With the ability to share information and stories at the speed of lightning has come a slew of false information. There seems to be a new viral story popping up every week, which begs the question – “Did this viral story actually take place?” Fortunately, the Web hosts a variety of sites and resources that are useful in hunting down authentic information. Check out our list below for a digital truth-testing toolbox.

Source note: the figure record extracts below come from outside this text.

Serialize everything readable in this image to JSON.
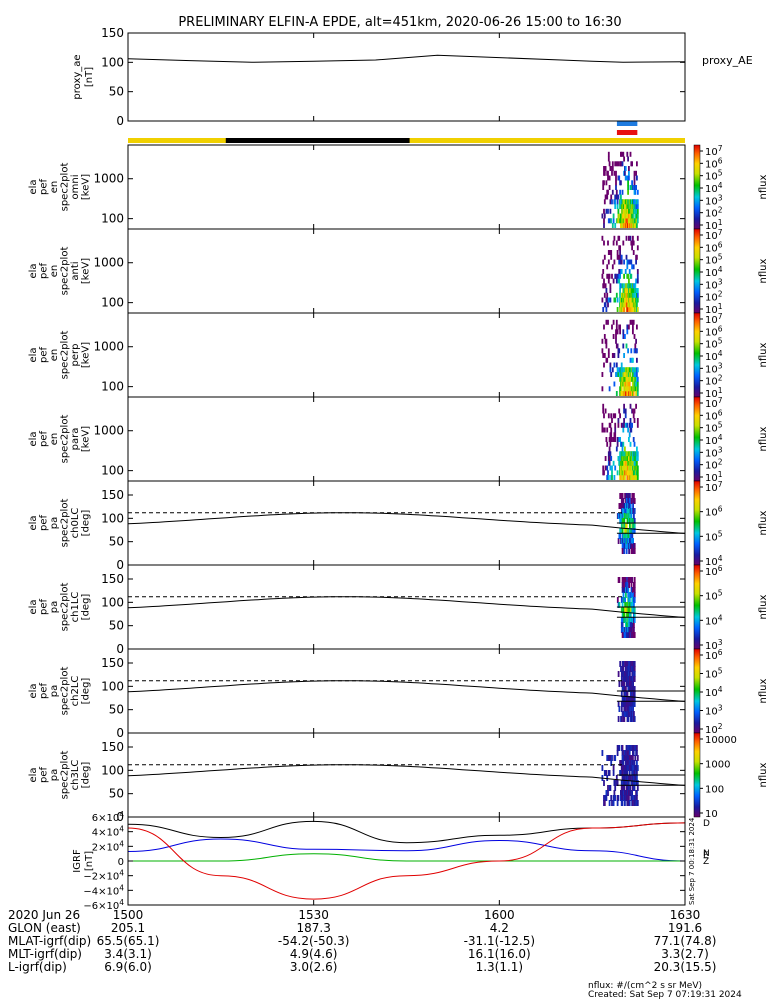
{
  "title": "PRELIMINARY ELFIN-A EPDE, alt=451km, 2020-06-26 15:00 to 16:30",
  "time_axis": {
    "ticks": [
      "1500",
      "1530",
      "1600",
      "1630"
    ],
    "start_min": 900,
    "end_min": 990
  },
  "colors": {
    "line": "#000000",
    "status_yellow": "#f0d000",
    "status_black": "#000000",
    "marker_blue": "#1e7be0",
    "marker_red": "#e81010",
    "grf_black": "#000000",
    "grf_blue": "#0000e0",
    "grf_green": "#00b000",
    "grf_red": "#e00000"
  },
  "chart_data": [
    {
      "type": "line",
      "panel": "proxy_ae",
      "ylabel_lines": [
        "proxy_ae",
        "[nT]"
      ],
      "legend": "proxy_AE",
      "yticks": [
        "150",
        "100",
        "50",
        "0"
      ],
      "ylim": [
        0,
        150
      ],
      "x": [
        900,
        910,
        920,
        930,
        940,
        950,
        960,
        970,
        975,
        980,
        990
      ],
      "y": [
        106,
        103,
        100,
        102,
        104,
        112,
        108,
        104,
        102,
        100,
        101
      ]
    },
    {
      "type": "heatmap",
      "panel": "omni",
      "ylabel_lines": [
        "ela",
        "pef",
        "en",
        "spec2plot",
        "omni",
        "[keV]"
      ],
      "yticks": [
        "1000",
        "100"
      ],
      "ylim": [
        55,
        7000
      ],
      "colorbar": {
        "label": "nflux",
        "ticks": [
          "10^7",
          "10^6",
          "10^5",
          "10^4",
          "10^3",
          "10^2",
          "10^1"
        ],
        "range": [
          10,
          10000000
        ]
      },
      "data_window_min": [
        976.5,
        982.3
      ]
    },
    {
      "type": "heatmap",
      "panel": "anti",
      "ylabel_lines": [
        "ela",
        "pef",
        "en",
        "spec2plot",
        "anti",
        "[keV]"
      ],
      "yticks": [
        "1000",
        "100"
      ],
      "ylim": [
        55,
        7000
      ],
      "colorbar": {
        "label": "nflux",
        "ticks": [
          "10^7",
          "10^6",
          "10^5",
          "10^4",
          "10^3",
          "10^2",
          "10^1"
        ],
        "range": [
          10,
          10000000
        ]
      },
      "data_window_min": [
        976.5,
        982.3
      ]
    },
    {
      "type": "heatmap",
      "panel": "perp",
      "ylabel_lines": [
        "ela",
        "pef",
        "en",
        "spec2plot",
        "perp",
        "[keV]"
      ],
      "yticks": [
        "1000",
        "100"
      ],
      "ylim": [
        55,
        7000
      ],
      "colorbar": {
        "label": "nflux",
        "ticks": [
          "10^7",
          "10^6",
          "10^5",
          "10^4",
          "10^3",
          "10^2",
          "10^1"
        ],
        "range": [
          10,
          10000000
        ]
      },
      "data_window_min": [
        976.5,
        982.3
      ]
    },
    {
      "type": "heatmap",
      "panel": "para",
      "ylabel_lines": [
        "ela",
        "pef",
        "en",
        "spec2plot",
        "para",
        "[keV]"
      ],
      "yticks": [
        "1000",
        "100"
      ],
      "ylim": [
        55,
        7000
      ],
      "colorbar": {
        "label": "nflux",
        "ticks": [
          "10^7",
          "10^6",
          "10^5",
          "10^4",
          "10^3",
          "10^2",
          "10^1"
        ],
        "range": [
          10,
          10000000
        ]
      },
      "data_window_min": [
        976.5,
        982.3
      ]
    },
    {
      "type": "heatmap",
      "panel": "ch0LC",
      "ylabel_lines": [
        "ela",
        "pef",
        "pa",
        "spec2plot",
        "ch0LC",
        "[deg]"
      ],
      "yticks": [
        "150",
        "100",
        "50",
        "0"
      ],
      "ylim": [
        0,
        180
      ],
      "colorbar": {
        "label": "nflux",
        "ticks": [
          "10^7",
          "10^6",
          "10^5",
          "10^4"
        ],
        "range": [
          1000,
          10000000
        ]
      },
      "data_window_min": [
        979.0,
        981.8
      ]
    },
    {
      "type": "heatmap",
      "panel": "ch1LC",
      "ylabel_lines": [
        "ela",
        "pef",
        "pa",
        "spec2plot",
        "ch1LC",
        "[deg]"
      ],
      "yticks": [
        "150",
        "100",
        "50",
        "0"
      ],
      "ylim": [
        0,
        180
      ],
      "colorbar": {
        "label": "nflux",
        "ticks": [
          "10^6",
          "10^5",
          "10^4",
          "10^3"
        ],
        "range": [
          300,
          3000000
        ]
      },
      "data_window_min": [
        979.0,
        981.8
      ]
    },
    {
      "type": "heatmap",
      "panel": "ch2LC",
      "ylabel_lines": [
        "ela",
        "pef",
        "pa",
        "spec2plot",
        "ch2LC",
        "[deg]"
      ],
      "yticks": [
        "150",
        "100",
        "50",
        "0"
      ],
      "ylim": [
        0,
        180
      ],
      "colorbar": {
        "label": "nflux",
        "ticks": [
          "10^6",
          "10^5",
          "10^4",
          "10^3",
          "10^2"
        ],
        "range": [
          50,
          1000000
        ]
      },
      "data_window_min": [
        979.0,
        981.8
      ]
    },
    {
      "type": "heatmap",
      "panel": "ch3LC",
      "ylabel_lines": [
        "ela",
        "pef",
        "pa",
        "spec2plot",
        "ch3LC",
        "[deg]"
      ],
      "yticks": [
        "150",
        "100",
        "50",
        "0"
      ],
      "ylim": [
        0,
        180
      ],
      "colorbar": {
        "label": "nflux",
        "ticks": [
          "10000",
          "1000",
          "100",
          "10"
        ],
        "range": [
          10,
          30000
        ]
      },
      "data_window_min": [
        976.5,
        982.3
      ]
    },
    {
      "type": "line",
      "panel": "IGRF",
      "ylabel_lines": [
        "IGRF",
        "[nT]"
      ],
      "yticks": [
        "6×10^4",
        "4×10^4",
        "2×10^4",
        "0",
        "−2×10^4",
        "−4×10^4",
        "−6×10^4"
      ],
      "ylim": [
        -60000,
        60000
      ],
      "legend": [
        "D",
        "N",
        "E",
        "Z"
      ],
      "series": [
        {
          "name": "D",
          "x": [
            900,
            915,
            930,
            945,
            960,
            975,
            990
          ],
          "y": [
            50000,
            32000,
            54000,
            25000,
            35000,
            45000,
            52000
          ]
        },
        {
          "name": "N",
          "x": [
            900,
            915,
            930,
            945,
            960,
            975,
            990
          ],
          "y": [
            13000,
            30000,
            16000,
            14000,
            28000,
            14000,
            0
          ]
        },
        {
          "name": "E",
          "x": [
            900,
            915,
            930,
            945,
            960,
            975,
            990
          ],
          "y": [
            0,
            0,
            10000,
            0,
            0,
            0,
            0
          ]
        },
        {
          "name": "Z",
          "x": [
            900,
            915,
            930,
            945,
            960,
            975,
            990
          ],
          "y": [
            45000,
            -20000,
            -52000,
            -20000,
            0,
            45000,
            52000
          ]
        }
      ]
    }
  ],
  "footer": {
    "row_labels": [
      "2020 Jun 26",
      "GLON (east)",
      "MLAT-igrf(dip)",
      "MLT-igrf(dip)",
      "L-igrf(dip)"
    ],
    "columns": [
      [
        "1500",
        "205.1",
        "65.5(65.1)",
        "3.4(3.1)",
        "6.9(6.0)"
      ],
      [
        "1530",
        "187.3",
        "-54.2(-50.3)",
        "4.9(4.6)",
        "3.0(2.6)"
      ],
      [
        "1600",
        "4.2",
        "-31.1(-12.5)",
        "16.1(16.0)",
        "1.3(1.1)"
      ],
      [
        "1630",
        "191.6",
        "77.1(74.8)",
        "3.3(2.7)",
        "20.3(15.5)"
      ]
    ],
    "units_note": "nflux: #/(cm^2 s sr MeV)",
    "created": "Created: Sat Sep  7 07:19:31 2024",
    "side_stamp": "Sat Sep  7 00:18:31 2024"
  }
}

Examine With FotoForensics
This website provides an upload feature to scan a picture for quality disparities. The site examines your photo or URL to detect any suspicious graphic elements. FotoForensics uses a procedure called error level analysis (ELA), highlights potential issues with the picture and then provides sharing options.
Check Out Google’s Reverse Image Search
If doubting a photo is real at all, or that it came from a completely different source, hop on over to Google and check the image out. Your result should turn up a year the picture was taken and likely the location.
Upload And Assess With TinEye
This site is another popular and quickly-growing resource for reverse image searching. The site has already indexed over 13 billion images and this is not slowing down any time soon.
Look Deeper With Jeffrey Friedl’s Image Viewer
The exchangeable image file (EXIF) on pictures and video is recorded during the creation of a file. To fully determine when, where and in what format a piece of media was created, you’ll need to access the EXIF. This can be easily done on Friedl’s site.
Retrieve Info With WolframAlpha
This site is a mega database of information, and especially useful when it comes to determining the weather on a certain day. You can plug in the info you’re looking for along with the date, and WolframAlpha will return to you an impressively comprehensive result. This resource comes in handy if you see a post or picture about a natural disaster or weather incident that seems highly unlikely.
Verify With YouTube DataViewer
YouTube’s DataViewer is, surprisingly, not readily accessible through YouTube. Rather, it was first provided through the non-profit Amnesty International, an organization that works to uphold human rights across the globe and validate those who have been wronged. Their convenient web tool allows you to search for fraudulent uploads and “scrapes” – generally, any kind of video that does not legitimately have the origin or source it claims to have.
Consult Various Online Maps
Last but far from least, some of the primary online maps such as Google Earth, Wikimapia and Google Street View are all highly reliable sources for map info. Wikimapia is essentially the crowdsourced version of Google Maps, but has additional resources. Google Earth and Street View are also always being updated, and provide exhaustive details and options for customizing a search. There’s little these three maps alone cannot verify, if anything.
Viral videos and pictures become viral for a reason – they tap into sensationalism in some fashion, and people’s emotions are so moved that they feel an urge to spread the word. Anger, shock, sadness, elation and outrage can all push someone over the brink, but the vast majority of people will not hold themselves back long enough to examine a viral story further. Now, thanks to these web tools, you have rapid and trustworthy methods for checking out what’s real, and what’s rubbish.